Bun­de­sar­beits­gericht, Beschluss vom 27.10.2020, AZ 9 AZR 266/20 (A)

Aus­gabe: 10–2020

Zur Klärung der Frage, ob der Anspruch auf bezahlten Jahresurlaub nach §§ 194 ff. BGB der Ver­jährung unter­liegt, hat der Neunte Sen­at des Bun­de­sar­beits­gerichts ein Vor­abentschei­dungser­suchen an den Gericht­shof der Europäis­chen Union gerichtet.* 

Die Klägerin war vom 1. Novem­ber 1996 bis zum 31. Juli 2017 bei dem Beklagten als Steuer­fachangestellte und Bilanzbuch­hal­terin beschäftigt. Sie hat­te im Kalen­der­jahr Anspruch auf 24 Arbeit­stage Erhol­ung­surlaub. Mit Schreiben vom 1. März 2012 bescheinigte der Beklagte der Klägerin, dass der “Resturlaub­sanspruch von 76 Tagen aus dem Kalen­der­jahr 2011 sowie den Vor­jahren” am 31. März 2012 nicht ver­falle, weil sie ihren Urlaub wegen des hohen Arbeit­saufwan­des in sein­er Kan­zlei nicht habe antreten kön­nen. In den Jahren 2012 bis 2017 gewährte der Beklagte der Klägerin an ins­ge­samt 95 Arbeit­sta­gen Urlaub. Mit der am 6. Feb­ru­ar 2018 erhobe­nen Klage hat die Klägerin die Abgel­tung von 101 Urlaub­sta­gen aus dem Jahr 2017 und den Vor­jahren ver­langt.

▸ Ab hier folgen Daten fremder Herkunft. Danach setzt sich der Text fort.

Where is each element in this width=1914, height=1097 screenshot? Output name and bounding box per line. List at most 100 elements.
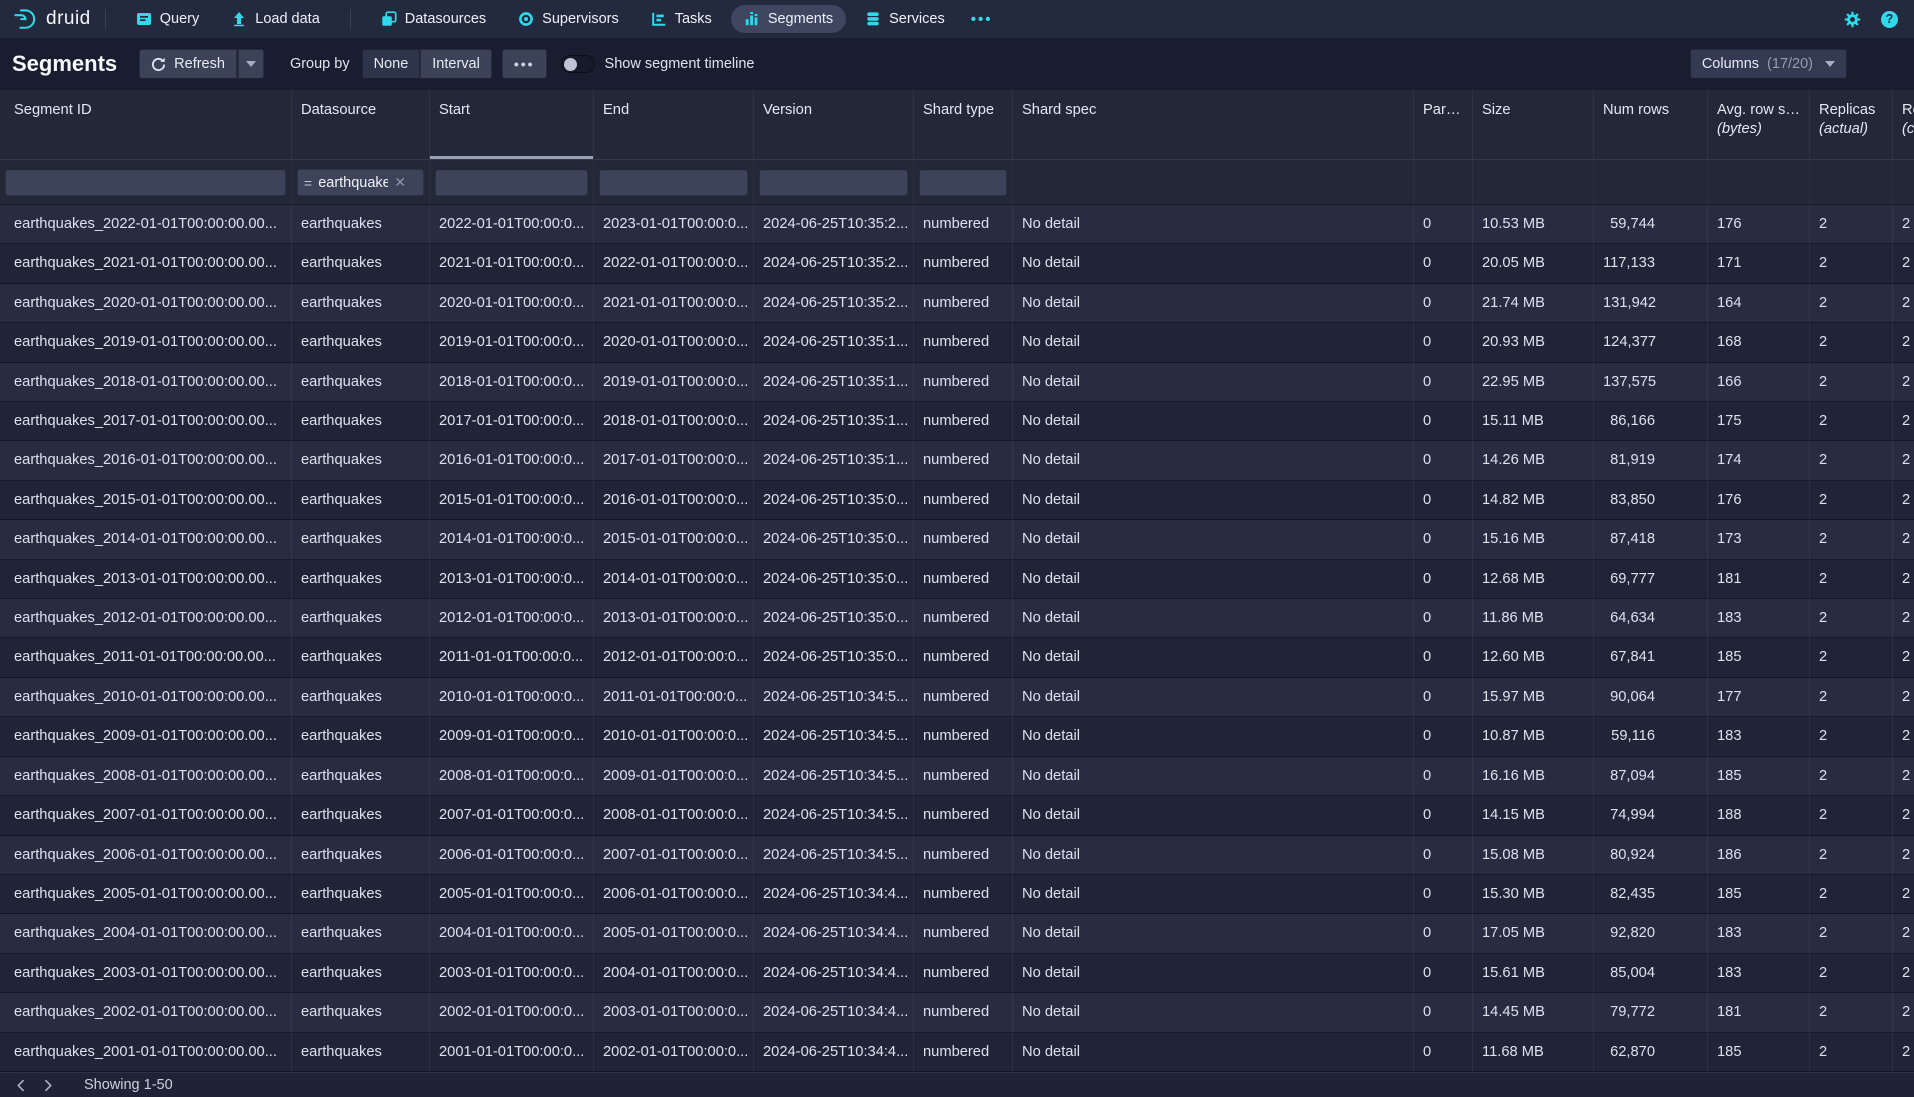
cell-datasource: earthquakes bbox=[292, 638, 430, 677]
cell-segment-id[interactable]: earthquakes_2005-01-01T00:00:00.00... bbox=[0, 875, 292, 914]
column-header-datasource[interactable]: Datasource bbox=[292, 90, 430, 159]
refresh-options-button[interactable] bbox=[237, 49, 264, 79]
cell-avg-row-size: 185 bbox=[1708, 757, 1810, 796]
cell-shard-spec: No detail bbox=[1013, 599, 1414, 638]
nav-item-supervisors[interactable]: Supervisors bbox=[505, 5, 632, 33]
cell-segment-id[interactable]: earthquakes_2013-01-01T00:00:00.00... bbox=[0, 560, 292, 599]
segment-timeline-toggle[interactable] bbox=[561, 55, 595, 73]
cell-partition: 0 bbox=[1414, 520, 1473, 559]
nav-item-datasources[interactable]: Datasources bbox=[368, 5, 499, 33]
cell-partition: 0 bbox=[1414, 638, 1473, 677]
column-header-start[interactable]: Start bbox=[430, 90, 594, 159]
column-header-replicas[interactable]: Replicas(actual) bbox=[1810, 90, 1893, 159]
cell-end: 2020-01-01T00:00:0... bbox=[594, 323, 754, 362]
cell-datasource: earthquakes bbox=[292, 796, 430, 835]
nav-more-button[interactable]: ••• bbox=[961, 11, 1003, 28]
num-rows-value: 83,850 bbox=[1603, 481, 1655, 520]
page-title: Segments bbox=[12, 51, 117, 77]
cell-avg-row-size: 185 bbox=[1708, 875, 1810, 914]
cell-num-rows: 81,919 bbox=[1594, 441, 1708, 480]
cell-segment-id[interactable]: earthquakes_2017-01-01T00:00:00.00... bbox=[0, 402, 292, 441]
cell-segment-id[interactable]: earthquakes_2011-01-01T00:00:00.00... bbox=[0, 638, 292, 677]
cell-segment-id[interactable]: earthquakes_2016-01-01T00:00:00.00... bbox=[0, 441, 292, 480]
cell-start: 2008-01-01T00:00:0... bbox=[430, 757, 594, 796]
pagination-footer: Showing 1-50 bbox=[0, 1072, 1914, 1097]
nav-item-query[interactable]: Query bbox=[123, 5, 213, 33]
columns-button[interactable]: Columns (17/20) bbox=[1690, 49, 1847, 79]
cell-segment-id[interactable]: earthquakes_2004-01-01T00:00:00.00... bbox=[0, 914, 292, 953]
cell-segment-id[interactable]: earthquakes_2001-01-01T00:00:00.00... bbox=[0, 1033, 292, 1072]
cell-avg-row-size: 186 bbox=[1708, 836, 1810, 875]
column-header-replication-factor[interactable]: Replication factor(configured) bbox=[1893, 90, 1914, 159]
column-header-partition[interactable]: Partition bbox=[1414, 90, 1473, 159]
gear-icon[interactable] bbox=[1844, 11, 1861, 28]
table-body: earthquakes_2022-01-01T00:00:00.00...ear… bbox=[0, 205, 1914, 1072]
cell-size: 11.86 MB bbox=[1473, 599, 1594, 638]
toolbar-more-button[interactable]: ••• bbox=[502, 49, 547, 79]
filter-input-shard-type[interactable] bbox=[919, 169, 1007, 196]
group-by-option-none[interactable]: None bbox=[362, 49, 421, 79]
cell-segment-id[interactable]: earthquakes_2010-01-01T00:00:00.00... bbox=[0, 678, 292, 717]
num-rows-value: 59,116 bbox=[1603, 717, 1655, 756]
nav-item-load-data[interactable]: Load data bbox=[218, 5, 333, 33]
cell-segment-id[interactable]: earthquakes_2002-01-01T00:00:00.00... bbox=[0, 993, 292, 1032]
help-icon[interactable]: ? bbox=[1881, 11, 1898, 28]
cell-shard-type: numbered bbox=[914, 1033, 1013, 1072]
column-header-segment-id[interactable]: Segment ID bbox=[0, 90, 292, 159]
group-by-option-interval[interactable]: Interval bbox=[420, 49, 492, 79]
column-header-avg-row-size[interactable]: Avg. row size(bytes) bbox=[1708, 90, 1810, 159]
cell-segment-id[interactable]: earthquakes_2006-01-01T00:00:00.00... bbox=[0, 836, 292, 875]
cell-partition: 0 bbox=[1414, 796, 1473, 835]
column-header-shard-type[interactable]: Shard type bbox=[914, 90, 1013, 159]
column-header-num-rows[interactable]: Num rows bbox=[1594, 90, 1708, 159]
cell-shard-type: numbered bbox=[914, 402, 1013, 441]
cell-partition: 0 bbox=[1414, 993, 1473, 1032]
column-header-end[interactable]: End bbox=[594, 90, 754, 159]
druid-logo[interactable]: druid bbox=[12, 6, 91, 32]
cell-segment-id[interactable]: earthquakes_2015-01-01T00:00:00.00... bbox=[0, 481, 292, 520]
nav-item-services[interactable]: Services bbox=[852, 5, 958, 33]
filter-input-end[interactable] bbox=[599, 169, 748, 196]
refresh-button[interactable]: Refresh bbox=[139, 49, 237, 79]
nav-item-segments[interactable]: Segments bbox=[731, 5, 846, 33]
column-label: Shard type bbox=[923, 101, 1003, 120]
nav-item-label: Query bbox=[160, 11, 200, 27]
num-rows-value: 131,942 bbox=[1603, 284, 1655, 323]
cell-replicas: 2 bbox=[1810, 1033, 1893, 1072]
previous-page-button[interactable] bbox=[8, 1074, 34, 1096]
remove-filter-icon[interactable]: ✕ bbox=[394, 174, 406, 191]
filter-cell-partition bbox=[1414, 160, 1473, 204]
filter-input-segment-id[interactable] bbox=[5, 169, 286, 196]
table-row: earthquakes_2009-01-01T00:00:00.00...ear… bbox=[0, 717, 1914, 756]
cell-datasource: earthquakes bbox=[292, 717, 430, 756]
table-row: earthquakes_2013-01-01T00:00:00.00...ear… bbox=[0, 560, 1914, 599]
next-page-button[interactable] bbox=[34, 1074, 60, 1096]
cell-num-rows: 67,841 bbox=[1594, 638, 1708, 677]
cell-segment-id[interactable]: earthquakes_2003-01-01T00:00:00.00... bbox=[0, 954, 292, 993]
cell-segment-id[interactable]: earthquakes_2009-01-01T00:00:00.00... bbox=[0, 717, 292, 756]
column-header-size[interactable]: Size bbox=[1473, 90, 1594, 159]
cell-segment-id[interactable]: earthquakes_2021-01-01T00:00:00.00... bbox=[0, 244, 292, 283]
cell-segment-id[interactable]: earthquakes_2018-01-01T00:00:00.00... bbox=[0, 363, 292, 402]
cell-num-rows: 83,850 bbox=[1594, 481, 1708, 520]
cell-segment-id[interactable]: earthquakes_2014-01-01T00:00:00.00... bbox=[0, 520, 292, 559]
cell-segment-id[interactable]: earthquakes_2012-01-01T00:00:00.00... bbox=[0, 599, 292, 638]
cell-segment-id[interactable]: earthquakes_2022-01-01T00:00:00.00... bbox=[0, 205, 292, 244]
nav-item-tasks[interactable]: Tasks bbox=[638, 5, 725, 33]
filter-input-start[interactable] bbox=[435, 169, 588, 196]
cell-replication-factor: 2 bbox=[1893, 1033, 1914, 1072]
cell-segment-id[interactable]: earthquakes_2008-01-01T00:00:00.00... bbox=[0, 757, 292, 796]
cell-segment-id[interactable]: earthquakes_2019-01-01T00:00:00.00... bbox=[0, 323, 292, 362]
column-header-shard-spec[interactable]: Shard spec bbox=[1013, 90, 1414, 159]
filter-cell-shard-type bbox=[914, 160, 1013, 204]
column-label: Segment ID bbox=[14, 101, 282, 120]
cell-shard-spec: No detail bbox=[1013, 638, 1414, 677]
filter-input-version[interactable] bbox=[759, 169, 908, 196]
cell-segment-id[interactable]: earthquakes_2020-01-01T00:00:00.00... bbox=[0, 284, 292, 323]
cell-segment-id[interactable]: earthquakes_2007-01-01T00:00:00.00... bbox=[0, 796, 292, 835]
cell-num-rows: 92,820 bbox=[1594, 914, 1708, 953]
column-header-version[interactable]: Version bbox=[754, 90, 914, 159]
nav-item-label: Datasources bbox=[405, 11, 486, 27]
datasource-filter-chip[interactable]: =earthquake✕ bbox=[297, 169, 424, 196]
cell-shard-spec: No detail bbox=[1013, 1033, 1414, 1072]
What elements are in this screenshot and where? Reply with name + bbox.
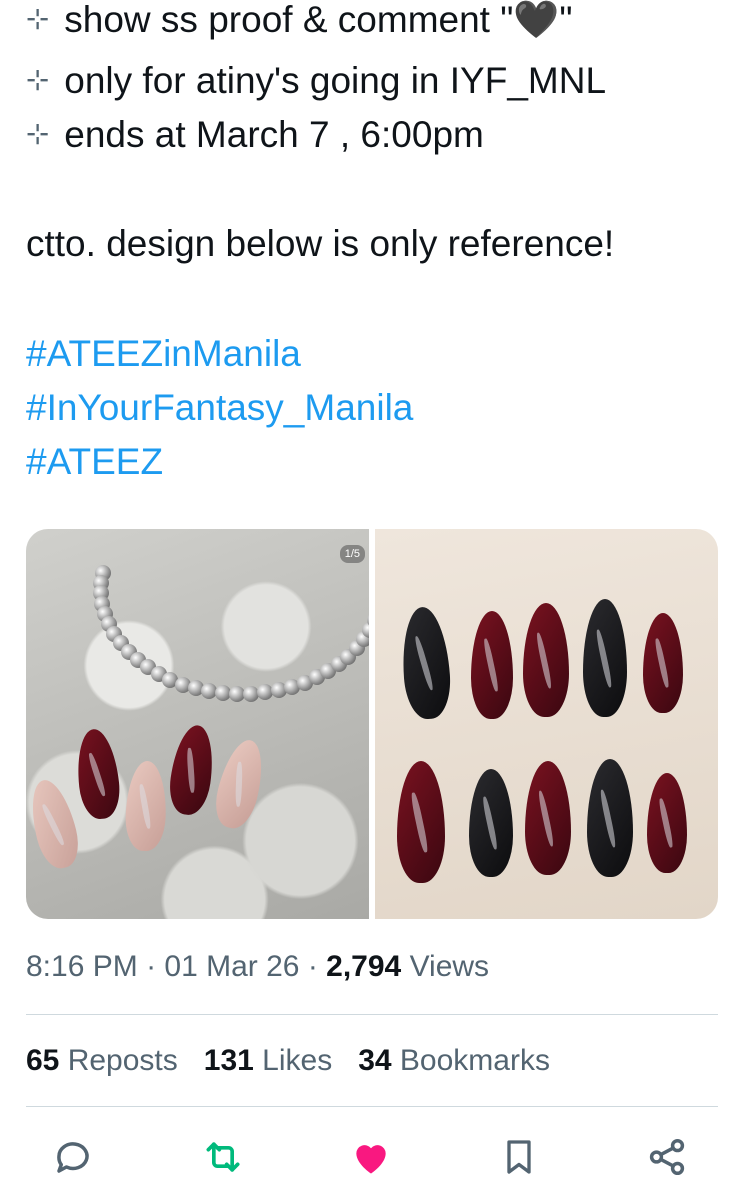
nail bbox=[643, 613, 683, 713]
hashtag-link[interactable]: #InYourFantasy_Manila bbox=[26, 381, 726, 435]
divider bbox=[26, 1106, 718, 1107]
nail bbox=[647, 773, 687, 873]
divider bbox=[26, 1014, 718, 1015]
nail bbox=[165, 722, 219, 818]
nail bbox=[124, 760, 168, 852]
sparkle-icon: ⊹ bbox=[26, 3, 50, 34]
nail bbox=[523, 603, 569, 717]
reposts-stat[interactable]: 65 Reposts bbox=[26, 1044, 178, 1078]
action-bar bbox=[0, 1128, 742, 1188]
nail bbox=[397, 761, 445, 883]
sparkle-icon: ⊹ bbox=[26, 64, 50, 95]
share-button[interactable] bbox=[644, 1134, 690, 1180]
tweet-line: ⊹ show ss proof & comment "🖤" bbox=[26, 0, 726, 46]
like-button[interactable] bbox=[348, 1134, 394, 1180]
bookmark-button[interactable] bbox=[496, 1134, 542, 1180]
repost-button[interactable] bbox=[200, 1134, 246, 1180]
nail bbox=[583, 599, 627, 717]
tweet-date[interactable]: 01 Mar 26 bbox=[164, 950, 299, 983]
views-label: Views bbox=[401, 950, 490, 983]
nail bbox=[73, 727, 123, 821]
like-icon bbox=[356, 1145, 386, 1174]
repost-icon bbox=[206, 1142, 240, 1172]
engagement-stats: 65 Reposts 131 Likes 34 Bookmarks bbox=[26, 1044, 550, 1078]
tweet-line: ⊹ ends at March 7 , 6:00pm bbox=[26, 107, 726, 161]
hashtag-link[interactable]: #ATEEZ bbox=[26, 435, 726, 489]
nail bbox=[469, 769, 513, 877]
views-count: 2,794 bbox=[326, 950, 402, 983]
tweet-time[interactable]: 8:16 PM bbox=[26, 950, 138, 983]
nail bbox=[587, 759, 633, 877]
reply-icon bbox=[57, 1142, 89, 1173]
nail-photo-right[interactable] bbox=[375, 529, 718, 919]
tweet-metadata: 8:16 PM · 01 Mar 26 · 2,794 Views bbox=[26, 950, 490, 983]
tweet-text: ⊹ show ss proof & comment "🖤" ⊹ only for… bbox=[26, 0, 726, 489]
tweet-line: ⊹ only for atiny's going in IYF_MNL bbox=[26, 53, 726, 107]
share-icon bbox=[649, 1138, 685, 1176]
media-counter: 1/5 bbox=[339, 545, 365, 563]
bookmarks-stat[interactable]: 34 Bookmarks bbox=[358, 1044, 550, 1078]
tweet-note: ctto. design below is only reference! bbox=[26, 223, 615, 264]
nail bbox=[471, 611, 513, 719]
nail-photo-left[interactable]: 1/5 bbox=[26, 529, 369, 919]
sparkle-icon: ⊹ bbox=[26, 118, 50, 149]
nail bbox=[209, 735, 271, 833]
hashtag-link[interactable]: #ATEEZinManila bbox=[26, 327, 726, 381]
media-grid: 1/5 bbox=[26, 529, 718, 919]
nail bbox=[399, 605, 453, 721]
nail bbox=[525, 761, 571, 875]
likes-stat[interactable]: 131 Likes bbox=[204, 1044, 332, 1078]
bookmark-icon bbox=[507, 1140, 531, 1174]
nail bbox=[26, 775, 85, 873]
reply-button[interactable] bbox=[50, 1134, 96, 1180]
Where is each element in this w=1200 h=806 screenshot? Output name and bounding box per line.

Im Ver­lauf des Prozess­es hat der Beklagte die Einrede der Ver­jährung erhoben. Er hat gel­tend gemacht, für die Urlaub­sansprüche, deren Abgel­tung die Klägerin ver­lange, sei die regelmäßige Ver­jährungs­frist von drei Jahren (§ 195 BGB) vor Beendi­gung des Arbeitsver­hält­niss­es abgelaufen. 

Das Lan­desar­beits­gericht ist dieser Auf­fas­sung nicht gefol­gt und hat der Klage — soweit diese Gegen­stand der Revi­sion des Beklagten ist — stattgegeben. Es hat den Beklagten zur Abgel­tung von 76 Urlaub­sta­gen aus den Jahren 2013 bis 2016 verurteilt. Für den Neun­ten Sen­at des Bun­de­sar­beits­gerichts ist es entschei­dungser­he­blich, ob die nicht erfüll­ten Urlaub­sansprüche der Klägerin aus dem Jahr 2014 und den Vor­jahren bei Klageer­he­bung bere­its ver­jährt waren. Die Urlaub­sansprüche kon­nten nicht gemäß § 7 Abs. 3 BUrlG ver­fall­en. Bei union­srecht­skon­former Ausle­gung dieser Vorschrift erlis­cht der Anspruch auf den geset­zlichen Min­desturlaub grund­sät­zlich nur dann am Ende des Kalen­der­jahres oder eines zuläs­si­gen Über­tra­gungszeitraums, wenn der Arbeit­ge­ber den Arbeit­nehmer konkret aufge­fordert hat, seinen Urlaub rechtzeit­ig im Urlaub­s­jahr zu nehmen, und ihn darauf hingewiesen hat, dass dieser andern­falls ver­fall­en kann (vgl. dazu Pressemit­teilung des Bun­de­sar­beits­gerichts Nr. 9 vom 19. Feb­ru­ar 2019). Diese Obliegen­heit­en hat der Beklagte nicht erfüllt. 

Vor diesem Hin­ter­grund hat der Sen­at den Gericht­shof der Europäis­chen Union um Vor­abentschei­dung über die Frage ersucht, ob es mit Art. 7 der Arbeit­szeitrichtlin­ie 2003/88/EG und Art. 31 Abs. 2 der Char­ta der Grun­drechte der Europäis­chen Union im Ein­klang ste­ht, wenn der Anspruch auf bezahlten Jahresurlaub, der auf­grund unter­lassen­er Mitwirkung des Arbeit­ge­bers nicht bere­its nach § 7 Abs. 3 BUrlG ver­fall­en kon­nte, gemäß § 194 Abs. 1, § 195 BGB der Ver­jährung unterliegt.